Quintus in invisible faith, shushed the others around him as he pointed to Astrid in wait. This mistake would nearly cost them their sanity.
The others turned to see Astrid as she was, but Andy was too slow.
Astrid lifted her hand, and Malum was the first to try warning Andy to move. In the split second it happened, Quintus could only wonder what the assassin’s problem was. Astrid’s visions were never dangerous.
But, they had never been paired with the light that guided Andy’s way.
No amount of alcohol protected Andy as Astrid reached to grip her shoulder. Her mind was in a haze, but it was far from shielded, as they would all learn.
Only Malum seemed to be concerned as Astrid gripped Andy’s shoulder mid-vision until Andy’s whole upper body seized, and in an instant her eyes glowed a shining green.
Jack nearly jumped out of his skin as Lucy instinctively crawled away. Quintus was up on his feet without even thinking, while Malum was already on his way. They were too slow.
From Andy’s eyes, the Light expanded, and in a flash, they were consumed.
*****
Each of the Legion’s leaders shared the same vision. Their minds were melded into one as they peered into the white void. The void itself crinkled, showing shadows in its mind-numbing bends.
As the white world crinkled from nothingness, shadows formed, and from shadows formed the world. It happened in instants.
First came fire, and the screech of wings.
Fire consumed the world and when it faded they were left upon a mountain peak that touched the sky. The heat around them threatened to char their skin, but there seemed to be nothing to char.
Only the feathers that came before the shadow.
The Unyielding Flame, God of Griffins, the mount of the All-mother flew across the sky leaving an ember trail. The trail ended at the mountain peak where the sky began to dissolve around its edges. The Unyielding Flame burned all and not even the blue sky could survive.
The mountain became covered in embers, and the embers melted it down to its very seams. It began to swoosh like water, and from the black sprung worth a new blue, revealing waters and a rock that pushed the embers back.
The embers flew away like a curtain, as the world ran up the rocks and the cliffside until it was running up steel and wood. There was no way to follow as the world seemed to fly by, but the world stopped as it gazed upon feathers.
Feathers flew by as the sounds of screeching griffins still filled the air.
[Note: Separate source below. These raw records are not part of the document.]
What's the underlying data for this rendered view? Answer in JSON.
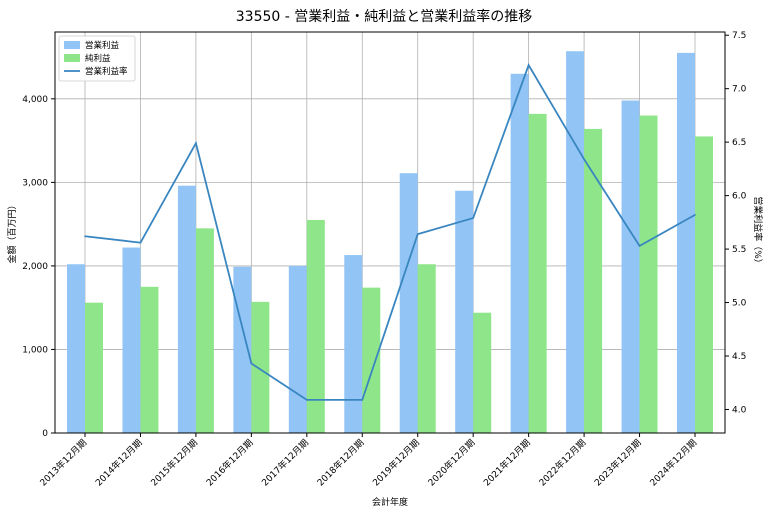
{
  "chart_data": {
    "type": "bar",
    "title": "33550 - 営業利益・純利益と営業利益率の推移",
    "xlabel": "会計年度",
    "ylabel": "金額（百万円）",
    "y2label": "営業利益率（%）",
    "categories": [
      "2013年12月期",
      "2014年12月期",
      "2015年12月期",
      "2016年12月期",
      "2017年12月期",
      "2018年12月期",
      "2019年12月期",
      "2020年12月期",
      "2021年12月期",
      "2022年12月期",
      "2023年12月期",
      "2024年12月期"
    ],
    "series": [
      {
        "name": "営業利益",
        "kind": "bar",
        "axis": "left",
        "color": "#92c5f5",
        "values": [
          2020,
          2220,
          2960,
          1990,
          2000,
          2130,
          3110,
          2900,
          4300,
          4570,
          3980,
          4550
        ]
      },
      {
        "name": "純利益",
        "kind": "bar",
        "axis": "left",
        "color": "#8fe68a",
        "values": [
          1560,
          1750,
          2450,
          1570,
          2550,
          1740,
          2020,
          1440,
          3820,
          3640,
          3800,
          3550
        ]
      },
      {
        "name": "営業利益率",
        "kind": "line",
        "axis": "right",
        "color": "#3a86c0",
        "values": [
          5.62,
          5.56,
          6.49,
          4.43,
          4.09,
          4.09,
          5.64,
          5.79,
          7.22,
          6.34,
          5.53,
          5.82
        ]
      }
    ],
    "ylim": [
      0,
      4800
    ],
    "y_ticks": [
      0,
      1000,
      2000,
      3000,
      4000
    ],
    "y_tick_labels": [
      "0",
      "1,000",
      "2,000",
      "3,000",
      "4,000"
    ],
    "y2lim": [
      3.78,
      7.53
    ],
    "y2_ticks": [
      4.0,
      4.5,
      5.0,
      5.5,
      6.0,
      6.5,
      7.0,
      7.5
    ],
    "y2_tick_labels": [
      "4.0",
      "4.5",
      "5.0",
      "5.5",
      "6.0",
      "6.5",
      "7.0",
      "7.5"
    ],
    "grid": true,
    "legend_position": "top-left"
  }
}
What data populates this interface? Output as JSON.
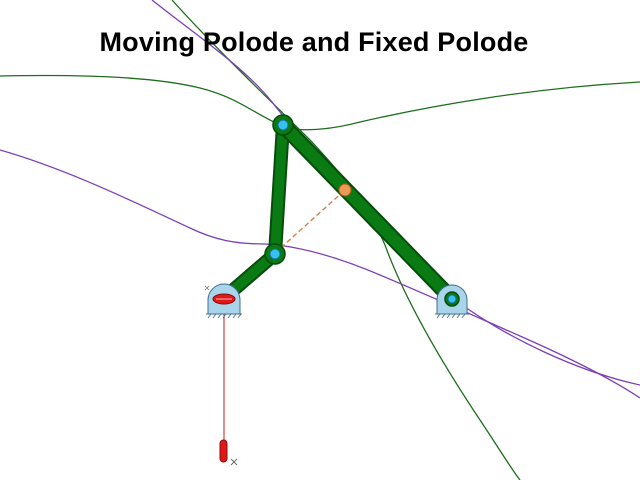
{
  "title": "Moving Polode and Fixed Polode",
  "colors": {
    "link": "#0a7a12",
    "link_dark": "#064d0c",
    "pin": "#33c3ee",
    "pin_ring": "#1a6fa0",
    "ground": "#a9d4ea",
    "ground_edge": "#3e6f8e",
    "moving_polode": "#7a3fb8",
    "fixed_polode": "#1d6e1d",
    "construction": "#d9804a",
    "instant_center": "#ee9a55",
    "slider": "#e01818",
    "trace": "#c41a1a",
    "background": "#ffffff"
  },
  "icons": {
    "ground_left": "pivot-ground-icon",
    "ground_right": "pivot-ground-icon",
    "instant_center": "instant-center-icon",
    "tracer": "pen-tracer-icon"
  }
}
With the whip of one feather over eyes that didn’t know they could see, the vision changed.
First, came the green hill of aurora light.
Second, came the tower that touched the clouds.
Third, came a serpent parted the sky.
Fourth, came a turtle swimming over vibrant lights.
Fifth, came black fire and screeching giants.
Sixth, came lightning and the way it crackled around her fist.
Seventh, came the Knight, a tower behind him, and shining winds flowing from his Aurora Blade.
Eighth, came blackness to herald the night.
Ninth, came the Nothingness to no delight.
There was no tenth, there were just six people opening their eyes. Six people wake to a world they knew but could not recognize.